In a small room on the second floor of Yankee are bookshelves lined with the old-timers—the bound volumes of the magazine since the day we began in 1935. I came on board in October 1979, so naturally I feel more kinship with the volumes that date from my arrival, sort of like an album of family pictures where I know all the faces. The ones from before then still feel like family, but from another time, the great-uncles and -aunts I never really got to spend much time with.
From time to time I bring home a volume or two and just thumb through them. Besides a certain nostalgia and curiosity about the magazine from a few decades back, I’m fascinated to see New England re-emerge as I turn the pages. This past weekend I did just that, and I’m telling you, I was more entertained than by anything I could have put on the television.
Let me just tell you about one trip down memory lane and see whether you agree.
This came from the September 1978 issue. Its title, “Two Whole Towns for Sale,” pretty much sums it up. Yankee‘s eternally popular “House for Sale” Moseyer (whose identity has been a closely guarded secret from the public ever since I came here) had found one heck of a story. Basically, the entire village of Cambridgeport, Vermont, about halfway between Saxtons River and Grafton Village, was up for grabs. Consider what the Moseyer wrote: “On its main street, Route 121, are 14 houses in addition to the church, Bell’s garage/post office/store, and the plant of Unified Data Products Corp. Of these, a dozen are either openly for sale or most certainly available if you made an offer. Raymond Cushing owns four, including his own, and not including a fifth which he thinks he has sold. One is a little place east of the church for $13,000. Another is a nine-room brick house at $18,000… It would appear you could purchase almost all of Cambridgeport, including the old mill and pond, for somewhere in the vicinity of $200,00, probably less…”

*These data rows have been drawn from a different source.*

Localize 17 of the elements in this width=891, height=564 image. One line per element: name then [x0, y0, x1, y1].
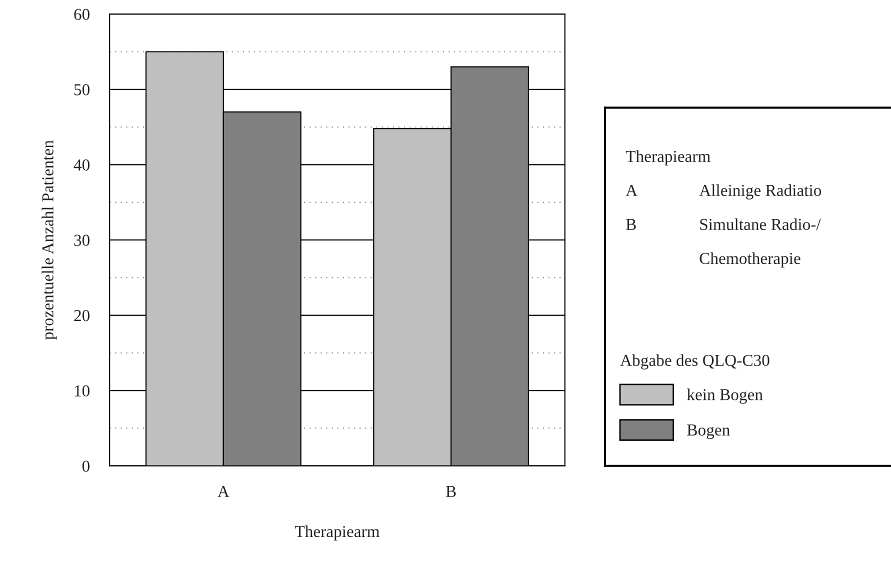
- y-tick-label: 20: [74, 310, 90, 322]
- y-tick-label: 30: [74, 234, 90, 246]
- text: A: [626, 184, 638, 196]
- y-tick-label: 40: [74, 159, 90, 171]
- text: Alleinige Radiatio: [699, 184, 822, 200]
- y-tick-label: 60: [74, 8, 90, 20]
- text: Therapiearm: [626, 150, 710, 166]
- text: Simultane Radio-/ Chemotherapie: [700, 218, 821, 268]
- legend-label: kein Bogen: [686, 388, 763, 404]
- y-tick-label: 0: [82, 460, 90, 472]
- y-tick-label: 50: [74, 84, 90, 96]
- y-axis-title: prozentuelle Anzahl Patienten: [42, 140, 57, 340]
- legend-title: Abgabe des QLQ-C30: [620, 354, 770, 370]
- text: B: [626, 219, 636, 230]
- y-tick-label: 10: [74, 385, 90, 397]
- legend-label: Bogen: [687, 424, 730, 440]
- x-axis-title: Therapiearm: [294, 525, 380, 541]
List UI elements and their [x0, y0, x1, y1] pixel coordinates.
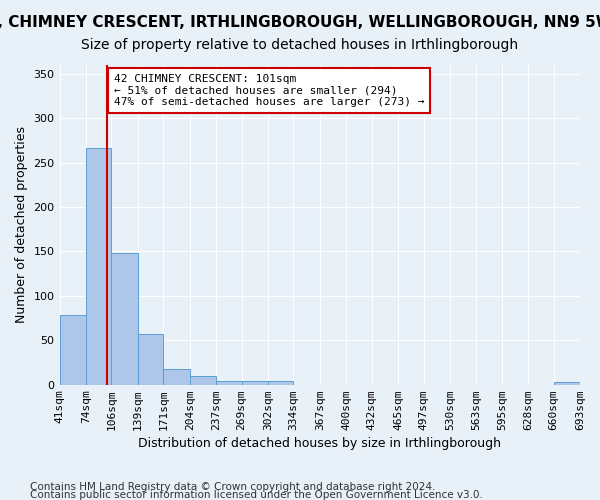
Bar — [242, 381, 268, 384]
X-axis label: Distribution of detached houses by size in Irthlingborough: Distribution of detached houses by size … — [138, 437, 501, 450]
Bar — [112, 254, 138, 384]
Bar — [190, 376, 216, 384]
Text: Size of property relative to detached houses in Irthlingborough: Size of property relative to detached ho… — [82, 38, 518, 52]
Text: 42 CHIMNEY CRESCENT: 101sqm
← 51% of detached houses are smaller (294)
47% of se: 42 CHIMNEY CRESCENT: 101sqm ← 51% of det… — [114, 74, 424, 107]
Bar — [163, 368, 190, 384]
Bar — [59, 316, 86, 384]
Bar — [86, 148, 112, 384]
Y-axis label: Number of detached properties: Number of detached properties — [15, 126, 28, 324]
Bar — [268, 381, 293, 384]
Bar — [554, 382, 580, 384]
Bar — [216, 381, 242, 384]
Text: Contains HM Land Registry data © Crown copyright and database right 2024.: Contains HM Land Registry data © Crown c… — [30, 482, 436, 492]
Text: 42, CHIMNEY CRESCENT, IRTHLINGBOROUGH, WELLINGBOROUGH, NN9 5WF: 42, CHIMNEY CRESCENT, IRTHLINGBOROUGH, W… — [0, 15, 600, 30]
Bar — [138, 334, 163, 384]
Text: Contains public sector information licensed under the Open Government Licence v3: Contains public sector information licen… — [30, 490, 483, 500]
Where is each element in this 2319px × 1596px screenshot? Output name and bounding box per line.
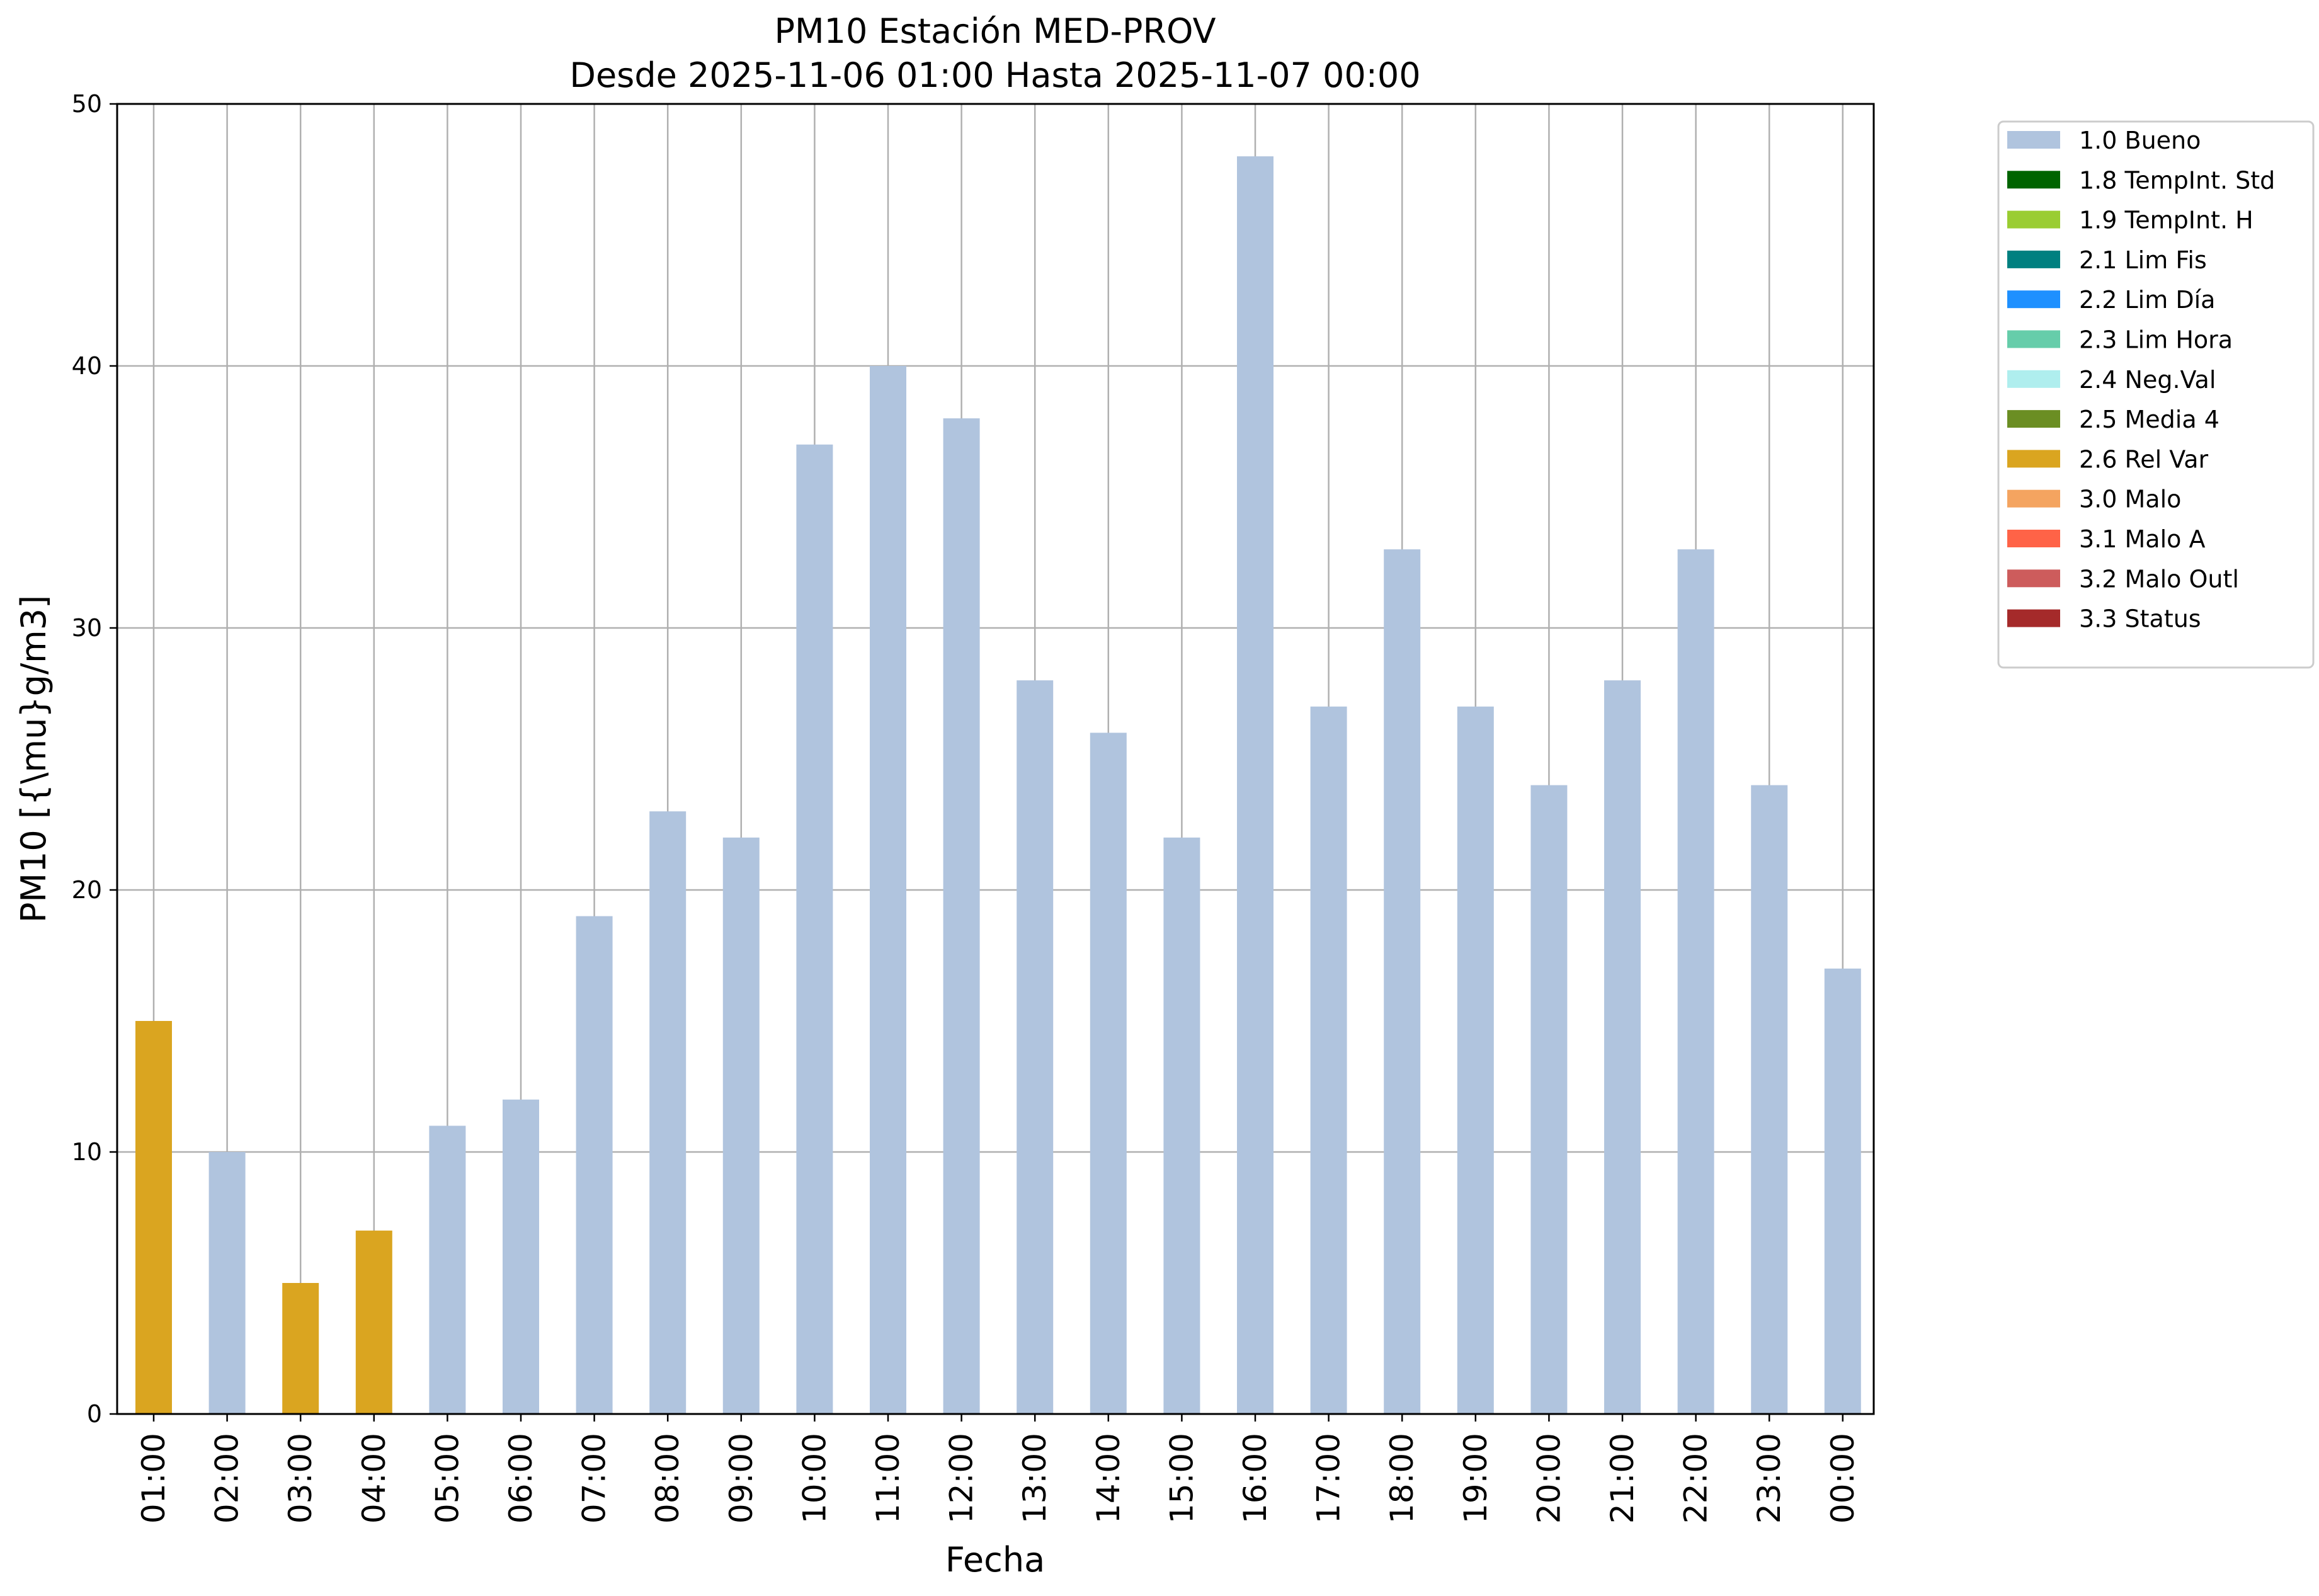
bar-0600 [503, 1099, 539, 1414]
x-tick-label: 06:00 [503, 1433, 539, 1524]
legend-label: 2.4 Neg.Val [2079, 366, 2216, 394]
x-tick-label: 14:00 [1090, 1433, 1127, 1524]
chart-title: PM10 Estación MED-PROV [774, 11, 1216, 51]
legend-swatch [2007, 370, 2060, 388]
x-axis-label: Fecha [945, 1540, 1045, 1580]
x-tick-label: 10:00 [796, 1433, 833, 1524]
chart-subtitle: Desde 2025-11-06 01:00 Hasta 2025-11-07 … [569, 55, 1420, 95]
legend-label: 1.9 TempInt. H [2079, 207, 2253, 234]
legend-swatch [2007, 569, 2060, 588]
y-tick-label: 40 [72, 352, 102, 380]
bar-0700 [576, 916, 613, 1414]
y-tick-label: 20 [72, 876, 102, 904]
x-tick-label: 04:00 [356, 1433, 392, 1524]
bar-2100 [1604, 680, 1641, 1414]
legend-label: 2.2 Lim Día [2079, 286, 2215, 314]
y-tick-label: 50 [72, 90, 102, 118]
legend-label: 2.5 Media 4 [2079, 406, 2219, 433]
bar-1200 [943, 418, 980, 1415]
y-axis-label: PM10 [{\mu}g/m3] [14, 595, 54, 923]
bar-1600 [1237, 156, 1273, 1415]
x-tick-label: 05:00 [429, 1433, 465, 1524]
bars-group [135, 156, 1861, 1415]
legend-swatch [2007, 330, 2060, 348]
legend-swatch [2007, 609, 2060, 627]
bar-2000 [1530, 785, 1568, 1414]
x-axis: 01:00 02:00 03:00 04:00 05:00 06:00 07:00 08:00… [135, 1414, 1861, 1524]
x-tick-label: 11:00 [870, 1433, 906, 1524]
legend-label: 3.2 Malo Outl [2079, 565, 2239, 593]
legend-swatch [2007, 210, 2060, 229]
legend-swatch [2007, 530, 2060, 547]
y-tick-label: 10 [72, 1138, 102, 1166]
legend-label: 1.8 TempInt. Std [2079, 166, 2275, 194]
bar-1100 [870, 366, 906, 1414]
legend-label: 3.1 Malo A [2079, 525, 2205, 553]
x-tick-label: 13:00 [1017, 1433, 1053, 1524]
legend-swatch [2007, 450, 2060, 468]
legend: 1.0 Bueno 1.8 TempInt. Std 1.9 TempInt. H 2… [1997, 120, 2315, 669]
x-tick-label: 02:00 [209, 1433, 246, 1524]
legend-swatch [2007, 290, 2060, 309]
legend-label: 2.6 Rel Var [2079, 445, 2209, 473]
legend-label: 1.0 Bueno [2079, 127, 2201, 154]
bar-2300 [1751, 785, 1788, 1414]
x-tick-label: 17:00 [1311, 1433, 1347, 1524]
y-tick-label: 30 [72, 614, 102, 642]
legend-label: 2.1 Lim Fis [2079, 246, 2207, 274]
bar-0000 [1824, 968, 1861, 1414]
bar-1000 [796, 444, 833, 1414]
x-tick-label: 15:00 [1163, 1433, 1200, 1524]
bar-1300 [1017, 680, 1054, 1414]
legend-label: 3.0 Malo [2079, 486, 2181, 513]
bar-2200 [1677, 549, 1714, 1415]
bar-1900 [1457, 706, 1494, 1414]
bar-1500 [1163, 837, 1200, 1414]
y-axis: 0 10 20 30 40 50 [72, 90, 117, 1428]
bar-0500 [429, 1126, 466, 1414]
x-tick-label: 20:00 [1530, 1433, 1567, 1524]
x-tick-label: 19:00 [1457, 1433, 1494, 1524]
y-tick-label: 0 [87, 1400, 102, 1428]
bar-0300 [282, 1283, 319, 1414]
x-tick-label: 18:00 [1384, 1433, 1420, 1524]
bar-1800 [1384, 549, 1421, 1415]
plot-frame [116, 103, 1875, 1415]
bar-0100 [135, 1021, 172, 1414]
legend-swatch [2007, 410, 2060, 428]
legend-swatch [2007, 171, 2060, 189]
legend-label: 2.3 Lim Hora [2079, 326, 2233, 354]
bar-0400 [355, 1230, 392, 1414]
x-tick-label: 16:00 [1237, 1433, 1273, 1524]
legend-frame [1997, 120, 2315, 669]
bar-1400 [1090, 732, 1127, 1414]
x-tick-label: 07:00 [576, 1433, 613, 1524]
bar-0900 [722, 837, 760, 1414]
bar-0800 [649, 811, 687, 1414]
x-tick-label: 12:00 [943, 1433, 980, 1524]
bar-0200 [208, 1152, 246, 1414]
legend-swatch [2007, 131, 2060, 149]
legend-label: 3.3 Status [2079, 605, 2201, 633]
bar-1700 [1310, 706, 1347, 1414]
x-tick-label: 00:00 [1825, 1433, 1861, 1524]
x-tick-label: 09:00 [723, 1433, 760, 1524]
x-tick-label: 01:00 [135, 1433, 172, 1524]
x-tick-label: 23:00 [1751, 1433, 1787, 1524]
x-tick-label: 21:00 [1604, 1433, 1641, 1524]
x-tick-label: 03:00 [282, 1433, 319, 1524]
legend-swatch [2007, 489, 2060, 508]
x-tick-label: 08:00 [649, 1433, 686, 1524]
legend-swatch [2007, 250, 2060, 268]
x-tick-label: 22:00 [1678, 1433, 1714, 1524]
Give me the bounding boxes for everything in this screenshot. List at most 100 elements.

Well, don’t you think that gets our attention today? I’m not immune to the “what-if” game we all play at times. What if you’d bought this little Vermont town 30 years ago — what might you have done with it? It’s a make-believe yet curiously real game of New England Monopoly. I think I may just have to ask the Moseyer to head back to Cambridgeport one of these days to see what happened to all those Vermont houses.